Em 2010, o poeta Derek Walcott (1930–2017) publicou “The Lost Empire” [O império perdido], uma celebração do Caribe e de sua própria ilha, Santa Lúcia, em particular quando o imperialismo britânico recuou. Walcott cresceu com a asfixia econômica e cultural imposta pelo colonialismo, a feiúra de se sentir inferior e a miséria da pobreza que o acompanhava. Anos depois, refletindo sobre o júbilo da retirada do domínio britânico, Walcott escreveu:

E então de repente não havia mais Império.
Suas vitórias viraram ar, seus domínios, poeira:
Birmânia, Canadá, Egito, África, Índia, Sudão.
O mapa que havia vazado sua mancha na camisa de um estudante
como tinta vermelha num mata-borrão, batalhas, longos cercos.

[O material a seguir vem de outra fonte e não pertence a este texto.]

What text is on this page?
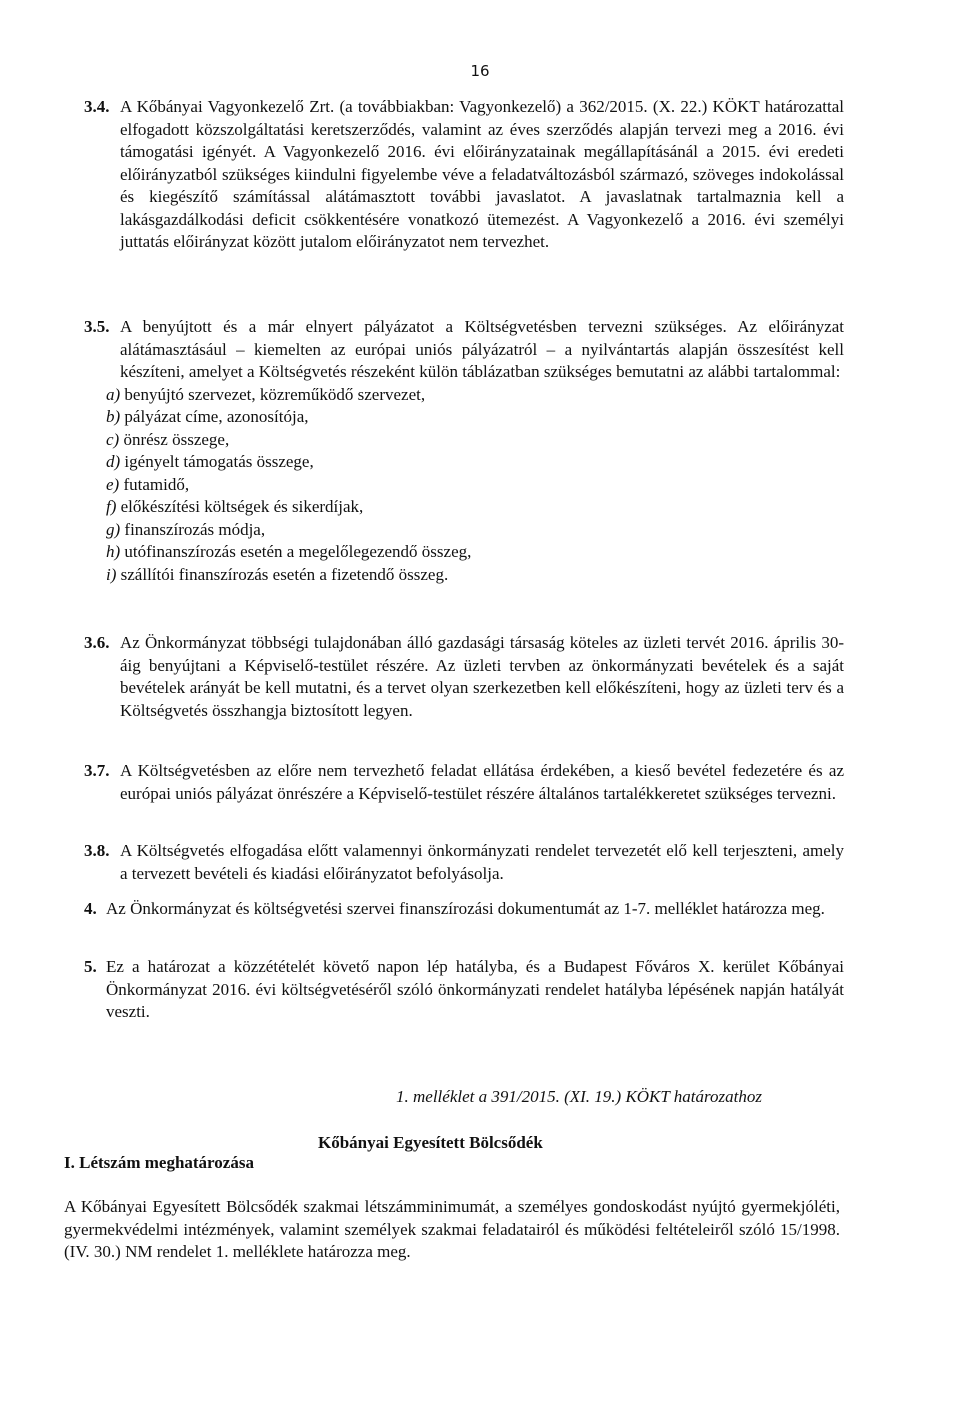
16
3.4. A Kőbányai Vagyonkezelő Zrt. (a továbbiakban: Vagyonkezelő) a 362/2015. (X. 22.) KÖKT határozattal elfogadott közszolgáltatási keretszerződés, valamint az éves szerződés alapján tervezi meg a 2016. évi támogatási igényét. A Vagyonkezelő 2016. évi előirányzatainak megállapításánál a 2015. évi eredeti előirányzatból szükséges kiindulni figyelembe véve a feladatváltozásból származó, szöveges indokolással és kiegészítő számítással alátámasztott további javaslatot. A javaslatnak tartalmaznia kell a lakásgazdálkodási deficit csökkentésére vonatkozó ütemezést. A Vagyonkezelő a 2016. évi személyi juttatás előirányzat között jutalom előirányzatot nem tervezhet.
3.5. A benyújtott és a már elnyert pályázatot a Költségvetésben tervezni szükséges. Az előirányzat alátámasztásául – kiemelten az európai uniós pályázatról – a nyilvántartás alapján összesítést kell készíteni, amelyet a Költségvetés részeként külön táblázatban szükséges bemutatni az alábbi tartalommal:
a) benyújtó szervezet, közreműködő szervezet,
b) pályázat címe, azonosítója,
c) önrész összege,
d) igényelt támogatás összege,
e) futamidő,
f) előkészítési költségek és sikerdíjak,
g) finanszírozás módja,
h) utófinanszírozás esetén a megelőlegezendő összeg,
i) szállítói finanszírozás esetén a fizetendő összeg.
3.6. Az Önkormányzat többségi tulajdonában álló gazdasági társaság köteles az üzleti tervét 2016. április 30-áig benyújtani a Képviselő-testület részére. Az üzleti tervben az önkormányzati bevételek és a saját bevételek arányát be kell mutatni, és a tervet olyan szerkezetben kell előkészíteni, hogy az üzleti terv és a Költségvetés összhangja biztosított legyen.
3.7. A Költségvetésben az előre nem tervezhető feladat ellátása érdekében, a kieső bevétel fedezetére és az európai uniós pályázat önrészére a Képviselő-testület részére általános tartalékkeretet szükséges tervezni.
3.8. A Költségvetés elfogadása előtt valamennyi önkormányzati rendelet tervezetét elő kell terjeszteni, amely a tervezett bevételi és kiadási előirányzatot befolyásolja.
4. Az Önkormányzat és költségvetési szervei finanszírozási dokumentumát az 1-7. melléklet határozza meg.
5. Ez a határozat a közzétételét követő napon lép hatályba, és a Budapest Főváros X. kerület Kőbányai Önkormányzat 2016. évi költségvetéséről szóló önkormányzati rendelet hatályba lépésének napján hatályát veszti.
1. melléklet a 391/2015. (XI. 19.) KÖKT határozathoz
Kőbányai Egyesített Bölcsődék
I. Létszám meghatározása
A Kőbányai Egyesített Bölcsődék szakmai létszámminimumát, a személyes gondoskodást nyújtó gyermekjóléti, gyermekvédelmi intézmények, valamint személyek szakmai feladatairól és működési feltételeiről szóló 15/1998. (IV. 30.) NM rendelet 1. melléklete határozza meg.
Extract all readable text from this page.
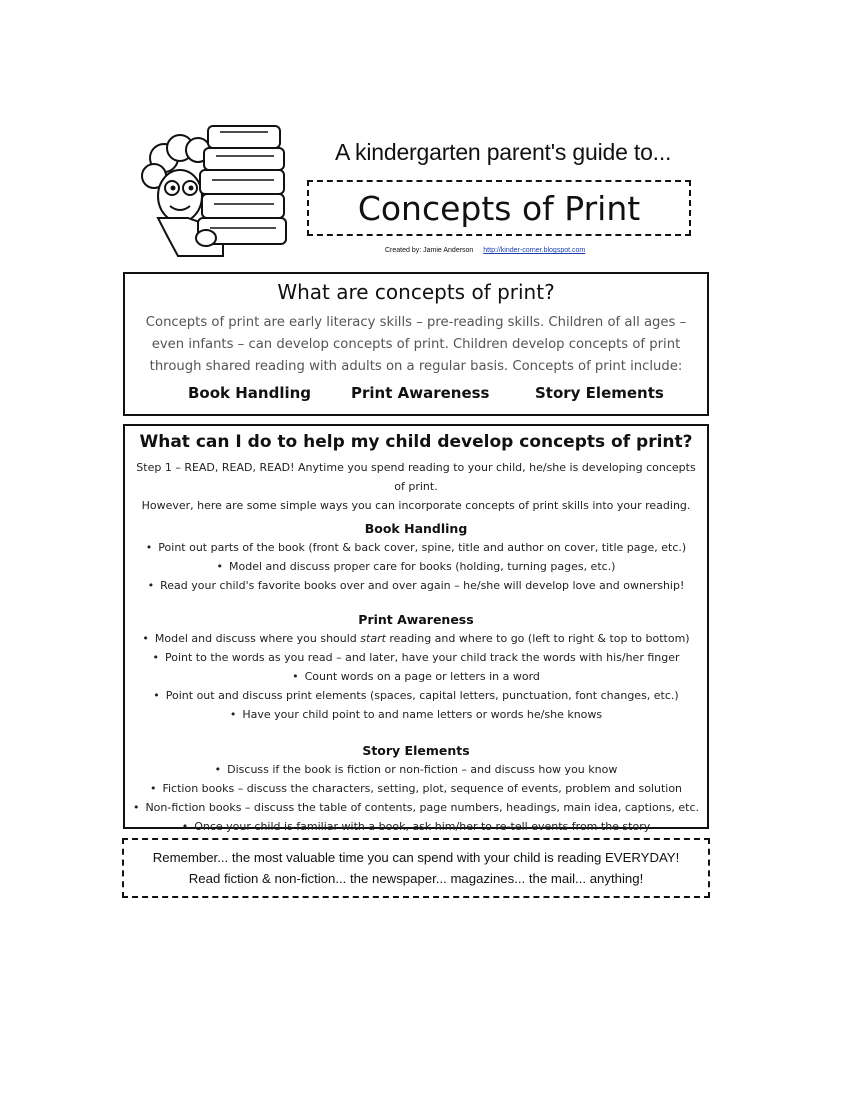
A kindergarten parent's guide to...
Concepts of Print
Created by: Jamie Anderson http://kinder-corner.blogspot.com
What are concepts of print?

Concepts of print are early literacy skills – pre-reading skills. Children of all ages – even infants – can develop concepts of print. Children develop concepts of print through shared reading with adults on a regular basis. Concepts of print include:

Book Handling	Print Awareness	Story Elements
What can I do to help my child develop concepts of print?
Step 1 – READ, READ, READ! Anytime you spend reading to your child, he/she is developing concepts of print.
However, here are some simple ways you can incorporate concepts of print skills into your reading.
Book Handling
• Point out parts of the book (front & back cover, spine, title and author on cover, title page, etc.)
• Model and discuss proper care for books (holding, turning pages, etc.)
• Read your child's favorite books over and over again – he/she will develop love and ownership!
Print Awareness
• Model and discuss where you should start reading and where to go (left to right & top to bottom)
• Point to the words as you read – and later, have your child track the words with his/her finger
• Count words on a page or letters in a word
• Point out and discuss print elements (spaces, capital letters, punctuation, font changes, etc.)
• Have your child point to and name letters or words he/she knows
Story Elements
• Discuss if the book is fiction or non-fiction – and discuss how you know
• Fiction books – discuss the characters, setting, plot, sequence of events, problem and solution
• Non-fiction books – discuss the table of contents, page numbers, headings, main idea, captions, etc.
• Once your child is familiar with a book, ask him/her to re-tell events from the story

Remember... the most valuable time you can spend with your child is reading EVERYDAY!
Read fiction & non-fiction... the newspaper... magazines... the mail... anything!
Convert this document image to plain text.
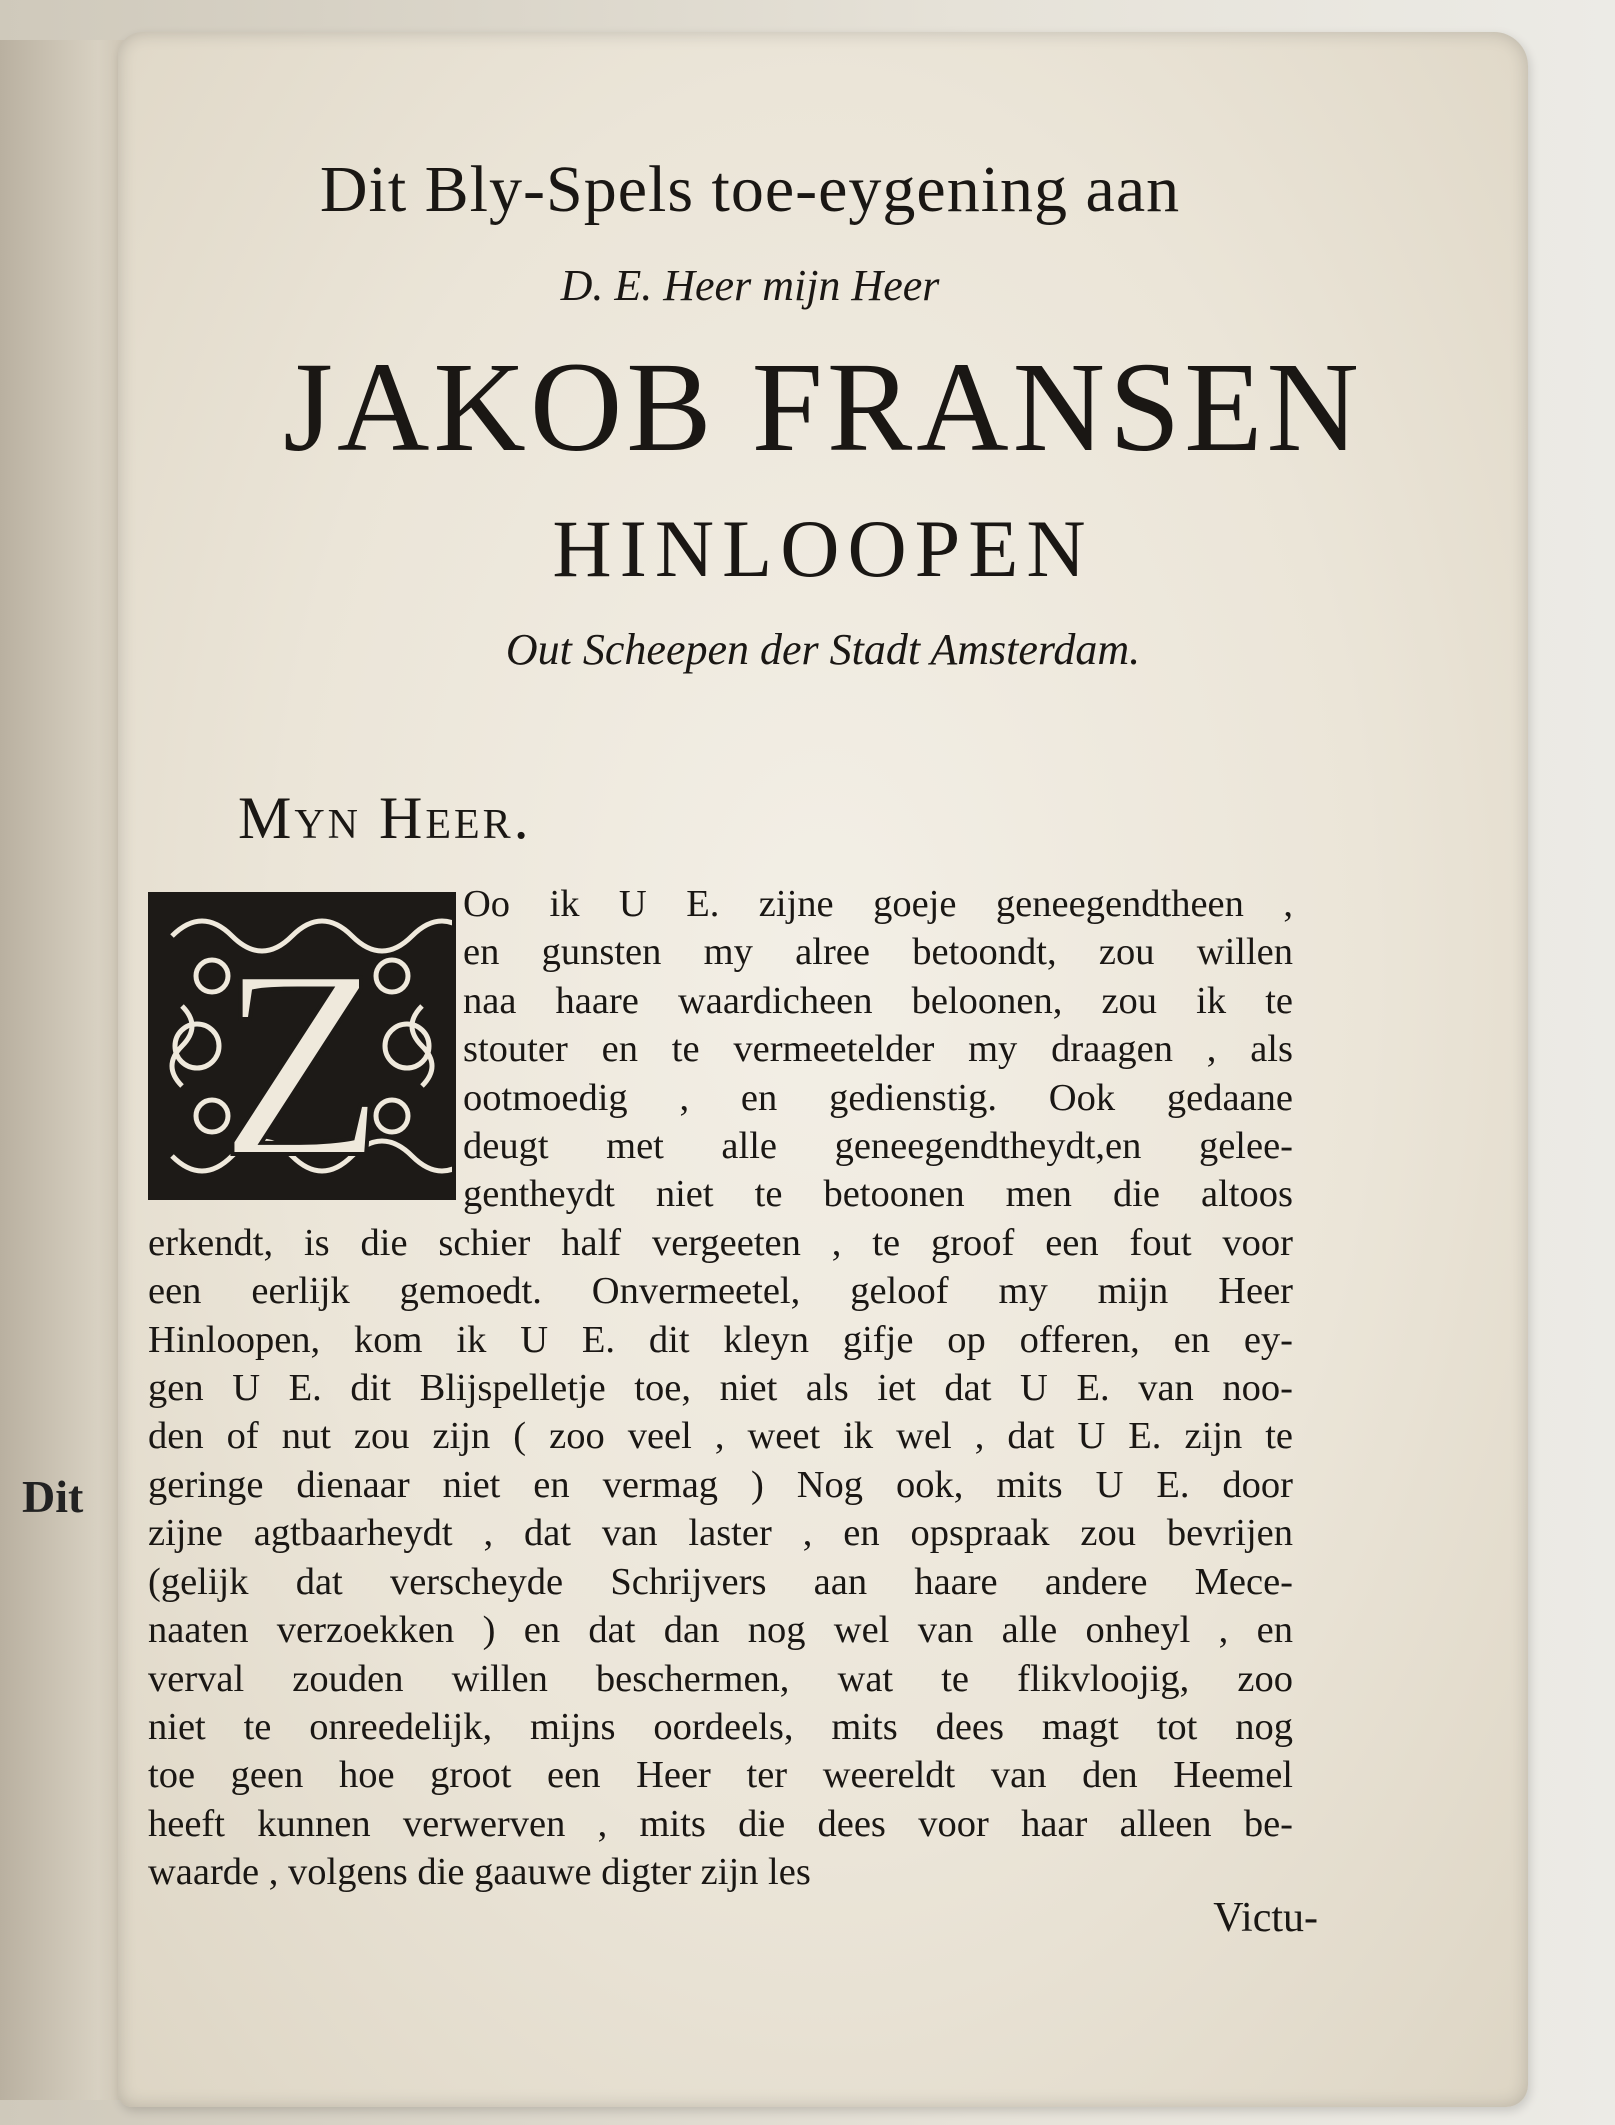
Dit
Dit Bly-Spels toe-eygening aan
D. E. Heer mijn Heer
JAKOB FRANSEN
HINLOOPEN
Out Scheepen der Stadt Amsterdam.
Myn Heer.
Z
Oo ik U E. zijne goeje geneegendtheen ,
en gunsten my alree betoondt, zou willen
naa haare waardicheen beloonen, zou ik te
stouter en te vermeetelder my draagen , als
ootmoedig , en gedienstig. Ook gedaane
deugt met alle geneegendtheydt,en gelee-
gentheydt niet te betoonen men die altoos
erkendt, is die schier half vergeeten , te groof een fout voor
een eerlijk gemoedt. Onvermeetel, geloof my mijn Heer
Hinloopen, kom ik U E. dit kleyn gifje op offeren, en ey-
gen U E. dit Blijspelletje toe, niet als iet dat U E. van noo-
den of nut zou zijn ( zoo veel , weet ik wel , dat U E. zijn te
geringe dienaar niet en vermag ) Nog ook, mits U E. door
zijne agtbaarheydt , dat van laster , en opspraak zou bevrijen
(gelijk dat verscheyde Schrijvers aan haare andere Mece-
naaten verzoekken ) en dat dan nog wel van alle onheyl , en
verval zouden willen beschermen, wat te flikvloojig, zoo
niet te onreedelijk, mijns oordeels, mits dees magt tot nog
toe geen hoe groot een Heer ter weereldt van den Heemel
heeft kunnen verwerven , mits die dees voor haar alleen be-
waarde , volgens die gaauwe digter zijn les
Victu-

Dhows e faluas, estações de montanha, postos avançados, bandeiras
flutuando no crepúsculo, sua égide dourada
saiu com o sol, o último brilho de um grande rochedo,
Com sikhs de turbante e olhos de tigre, flâmulas do Raj
para uma corneta soluçando.

O sol está se pondo no imperialismo à medida que emergimos lenta e delicadamente em um mundo que busca igualdade significativa em vez de subordinação. “Este pequeno lugar”, escreve Walcott sobre Santa Lúcia, “não produz nada além de beleza”. Isso seria verdade para o mundo inteiro se pudéssemos ir além de nossa longa e moderna história de batalhas e cercos, navios de guerra e armas nucleares.